Another N306 billion, according to the minister, would come from privatisation proceeds and additional N5 billion would be realised from the sale of other government property to finance the deficit.
The 2018 Budget, the minister said, was designed to consolidate on the achievements of the "2016 Budget of Change" and "2017 Budget of Recovery & Growth", would advance the delivery of the goals of Nigeria's Economic Recovery and Growth Plan (ERGP) 2017-2020.
Highlights of the N9.12 trillion Appropriation Act signed by President Muhammadu Buhari on Wednesday showed that about N2.01 trillion, or 21 per cent, would go for debt service, with provision to retire maturing bond to local contractors increased by 7 per cent, from N177 billion in 2017 to N190 billion.
Recurrent (non-debt) spending rose by 17 per cent, from N2.99 trillion the previous year to N3.51 trillion, while capital expenditure (excluding transfers) grew by 22 per cent, from N2.36 trillion in 2017 to N2.87 trillion (31.5 per cent).
Mr Udoma said the government would adopt some key reform initiatives in the ERGP to increase revenues, namely deployment of new technology in revenue collection, upward review of tariffs and tax rates; stronger enforcement action against tax defaulters and improved efficiency in revenue performance by government agencies.
In addition, the minister said the government plans to cost recovery in lieu of previous cash call arrangement, apart from oil-related revenue including royalty recovery, new/marginal field licences, early oil licensing renewals, review of fiscal regime for oil production sharing Contracts (PSCs).
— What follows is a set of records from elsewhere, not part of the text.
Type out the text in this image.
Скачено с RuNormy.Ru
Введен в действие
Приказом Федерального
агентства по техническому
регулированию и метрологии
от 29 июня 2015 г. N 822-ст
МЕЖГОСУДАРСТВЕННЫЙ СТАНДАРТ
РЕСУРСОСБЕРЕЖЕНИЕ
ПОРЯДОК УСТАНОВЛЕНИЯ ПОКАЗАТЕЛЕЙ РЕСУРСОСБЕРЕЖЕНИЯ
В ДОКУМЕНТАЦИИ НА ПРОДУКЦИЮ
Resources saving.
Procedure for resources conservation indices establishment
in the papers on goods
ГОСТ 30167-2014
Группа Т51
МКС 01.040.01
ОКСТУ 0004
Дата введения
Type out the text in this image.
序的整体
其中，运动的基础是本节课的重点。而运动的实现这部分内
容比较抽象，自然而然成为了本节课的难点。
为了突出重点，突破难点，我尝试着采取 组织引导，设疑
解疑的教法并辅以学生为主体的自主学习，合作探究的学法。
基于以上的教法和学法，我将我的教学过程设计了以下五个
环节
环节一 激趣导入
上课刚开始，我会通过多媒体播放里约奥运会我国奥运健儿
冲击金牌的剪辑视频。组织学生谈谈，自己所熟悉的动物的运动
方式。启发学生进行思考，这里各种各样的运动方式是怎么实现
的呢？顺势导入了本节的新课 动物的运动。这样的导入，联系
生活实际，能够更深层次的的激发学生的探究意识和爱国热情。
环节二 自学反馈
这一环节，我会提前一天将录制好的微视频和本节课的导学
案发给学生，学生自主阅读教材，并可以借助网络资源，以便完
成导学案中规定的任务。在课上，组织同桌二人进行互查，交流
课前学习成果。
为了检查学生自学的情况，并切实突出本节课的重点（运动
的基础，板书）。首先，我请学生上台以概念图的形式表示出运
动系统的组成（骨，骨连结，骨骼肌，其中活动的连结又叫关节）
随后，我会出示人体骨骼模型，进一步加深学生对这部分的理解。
Revenues to be realised from the restructuring of the government's equity in JV oil assets, he said, would be reinvested in other assets to grow the industry.
With the recent approval by the president of increased excise duty rates on alcohol and tobacco, Mr Udoma said more revenues would be realised from there, while improved tax administration initiatives would also affect collection efficiencies across various tax categories, including the tax amnesty programme.
On the government's approach to the 2018 Budget, the Minister said appropriation seeks to sustain the reflationary policies in the 2016 and 2017 budgets, which helped pull the economy out of recession in the second quarter of 2017.
"We plan to continue to spend more on ongoing infrastructure projects that have potentials for job creation and inclusive growth," he said.
"We will continue to leverage private capital and counterpart funding for the delivery of infrastructure projects."
On capital expenditure allocations in the budget, Mr Udoma said the Federal Ministry of Power, Works and Housing will take about N682.96 billion; followed by transportation (N251.4 billion), defence (N157.7 billion), agriculture and rural development (N149.2 billion), and water resources (N147.2 billion.
Other capital allocations include industry, trade and investment (N105.2 billion), education (N102.9 billion), health (N86.5 billion), interior (N75.1 billion), science and technology (N68.3 billion), Niger Delta Affairs (N58.1 billion), and office of the Secretary of the Government of the Federation (N52.9 billion).